Time:2025-04-16Views:10

Su Yuhang, a master's student of the class of 2022 from the College of Information Science and Technology at Beijing University of Chemical Technology, has once again made a breakthrough in the field of music intelligent retrieval. Following the publication of the paper on the audio retrieval method AMG-Embedding as the first author at the CCF-A level conference ACM Multimedia 2024, his latest research achievement, MIDI-Zero, has been accepted by the CCF-A level conference ACM SIGIR 2025. Publishing papers consecutively at international top academic conferences within just one year demonstrates the outstanding scientific research and innovation ability of Su Yuhang, as well as the scientific research strength and talent cultivation level of the College of Information Science and Technology in the field of AI music retrieval. The supervisors of both papers are Associate Professor Hu Wei and Professor Zhang Fan.

MIDI-ZeroA MIDI-driven Self-Supervised Learning Approach for Music Retrieval

MIDI-Zero is a brand-new self-supervised learning framework that focuses on music content retrieval and covers core subtasks such as audio recognition, audio matching, and version identification. Unlike traditional methods that rely on audio signals or spectrograms for feature extraction, MIDI-Zero operates entirely based on MIDI representation. Its most remarkable feature is that it does not require external training data. All training data is automatically generated according to predefined task rules, completely getting rid of the dependence on labeled datasets or external music libraries. MIDI-Zero is not only applicable to symbolic music data but can also seamlessly handle audio tasks through a music transcription model. Numerous experiments have shown that MIDI-Zero has achieved excellent performance in multiple CBMR subtasks. This innovative method simplifies the feature extraction process, successfully bridges the gap between audio and symbolic music representation, and provides a flexible and efficient solution for music retrieval.

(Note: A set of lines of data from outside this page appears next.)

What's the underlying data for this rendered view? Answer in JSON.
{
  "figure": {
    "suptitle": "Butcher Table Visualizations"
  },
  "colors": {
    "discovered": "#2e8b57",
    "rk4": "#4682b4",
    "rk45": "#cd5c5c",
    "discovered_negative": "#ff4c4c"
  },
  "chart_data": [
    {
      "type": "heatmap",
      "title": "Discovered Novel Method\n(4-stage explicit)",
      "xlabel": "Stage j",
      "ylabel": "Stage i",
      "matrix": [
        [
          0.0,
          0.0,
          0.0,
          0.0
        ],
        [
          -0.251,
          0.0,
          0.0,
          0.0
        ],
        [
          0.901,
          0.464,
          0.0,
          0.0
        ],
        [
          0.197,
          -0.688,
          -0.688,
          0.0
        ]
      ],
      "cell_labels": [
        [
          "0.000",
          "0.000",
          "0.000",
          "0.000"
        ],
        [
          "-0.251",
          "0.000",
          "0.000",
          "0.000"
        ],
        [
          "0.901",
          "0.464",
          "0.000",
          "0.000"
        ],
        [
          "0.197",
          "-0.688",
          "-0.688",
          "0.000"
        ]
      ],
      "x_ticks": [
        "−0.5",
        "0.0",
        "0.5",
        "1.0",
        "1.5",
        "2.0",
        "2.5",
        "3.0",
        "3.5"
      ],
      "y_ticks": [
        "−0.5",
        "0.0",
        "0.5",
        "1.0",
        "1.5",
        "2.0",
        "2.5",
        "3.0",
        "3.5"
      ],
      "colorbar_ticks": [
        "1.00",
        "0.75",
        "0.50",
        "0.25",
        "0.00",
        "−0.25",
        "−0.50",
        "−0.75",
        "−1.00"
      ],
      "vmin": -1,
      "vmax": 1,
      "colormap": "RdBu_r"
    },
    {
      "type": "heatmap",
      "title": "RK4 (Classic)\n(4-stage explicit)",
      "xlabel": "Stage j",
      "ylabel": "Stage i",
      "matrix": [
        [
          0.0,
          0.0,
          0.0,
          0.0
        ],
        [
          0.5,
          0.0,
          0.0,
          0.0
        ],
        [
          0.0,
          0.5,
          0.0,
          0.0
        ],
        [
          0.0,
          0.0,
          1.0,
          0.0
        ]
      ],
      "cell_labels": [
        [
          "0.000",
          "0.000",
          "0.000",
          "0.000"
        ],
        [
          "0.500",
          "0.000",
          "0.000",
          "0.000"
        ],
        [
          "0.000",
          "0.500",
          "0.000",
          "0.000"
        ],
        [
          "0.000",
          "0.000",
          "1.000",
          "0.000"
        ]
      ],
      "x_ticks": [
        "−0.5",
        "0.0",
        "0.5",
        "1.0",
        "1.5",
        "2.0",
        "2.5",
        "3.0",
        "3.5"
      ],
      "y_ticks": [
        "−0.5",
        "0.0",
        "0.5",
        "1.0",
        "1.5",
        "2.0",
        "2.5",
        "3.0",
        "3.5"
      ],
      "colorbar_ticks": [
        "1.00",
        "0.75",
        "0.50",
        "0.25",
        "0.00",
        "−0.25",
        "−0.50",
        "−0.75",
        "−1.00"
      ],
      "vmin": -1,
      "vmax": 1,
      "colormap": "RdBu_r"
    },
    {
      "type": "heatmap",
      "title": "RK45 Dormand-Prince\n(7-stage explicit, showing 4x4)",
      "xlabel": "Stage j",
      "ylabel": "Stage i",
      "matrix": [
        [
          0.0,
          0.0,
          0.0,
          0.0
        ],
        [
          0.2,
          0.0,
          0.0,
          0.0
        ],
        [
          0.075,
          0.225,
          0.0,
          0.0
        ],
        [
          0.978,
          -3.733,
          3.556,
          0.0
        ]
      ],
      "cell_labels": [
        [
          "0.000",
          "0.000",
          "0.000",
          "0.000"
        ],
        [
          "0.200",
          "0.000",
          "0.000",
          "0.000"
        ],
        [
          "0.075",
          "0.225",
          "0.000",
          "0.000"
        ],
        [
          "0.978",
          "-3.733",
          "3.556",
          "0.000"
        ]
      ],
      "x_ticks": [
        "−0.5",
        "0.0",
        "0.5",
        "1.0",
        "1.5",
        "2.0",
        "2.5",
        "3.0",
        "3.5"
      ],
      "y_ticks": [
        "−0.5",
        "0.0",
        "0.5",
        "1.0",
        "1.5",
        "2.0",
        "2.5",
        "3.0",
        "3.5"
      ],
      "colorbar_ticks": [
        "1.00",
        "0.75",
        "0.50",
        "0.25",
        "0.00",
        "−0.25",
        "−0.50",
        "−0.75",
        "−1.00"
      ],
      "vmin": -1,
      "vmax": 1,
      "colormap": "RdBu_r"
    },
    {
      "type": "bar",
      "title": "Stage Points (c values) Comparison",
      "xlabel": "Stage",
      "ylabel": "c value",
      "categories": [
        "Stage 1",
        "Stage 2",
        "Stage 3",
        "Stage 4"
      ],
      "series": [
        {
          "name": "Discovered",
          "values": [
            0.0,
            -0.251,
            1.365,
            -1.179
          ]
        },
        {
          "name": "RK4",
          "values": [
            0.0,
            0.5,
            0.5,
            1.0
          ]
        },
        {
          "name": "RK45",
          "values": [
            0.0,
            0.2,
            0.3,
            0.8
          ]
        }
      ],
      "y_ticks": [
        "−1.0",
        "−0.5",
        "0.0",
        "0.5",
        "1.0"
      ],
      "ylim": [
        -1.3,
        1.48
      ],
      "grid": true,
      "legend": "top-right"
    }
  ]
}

AMG-Embeddinga Self-Supervised Embedding Approach for Audio Identification

AMG-Embedding focuses on the audio retrieval task, aiming to accurately retrieve completely matching content from a massive music library through short audio clips. Traditional fingerprinting methods rely on the features of a large number of short-term fixed overlapping clips, resulting in high storage and computational costs. In contrast, AMG-Embedding transforms variable-duration non-overlapping clips into efficient embedding representations through self-supervised learning and a two-stage embedding process, thus changing the traditional paradigm. Experimental results show that while maintaining a retrieval accuracy comparable to that of traditional fingerprinting methods, AMG-Embedding reduces the storage requirements and retrieval time to less than one-tenth of those of traditional methods. This breakthrough significantly improves the scalability and efficiency of audio retrieval systems.

As A-level conferences recognized by the China Computer Federation (CCF), ACM SIGIR and ACM Multimedia represent the highest international academic standards in the fields of information retrieval and multimedia. The research team's consecutive publications of achievements at these two top conferences within just one year demonstrate their profound technical accumulation and academic leadership in the field of AI music retrieval.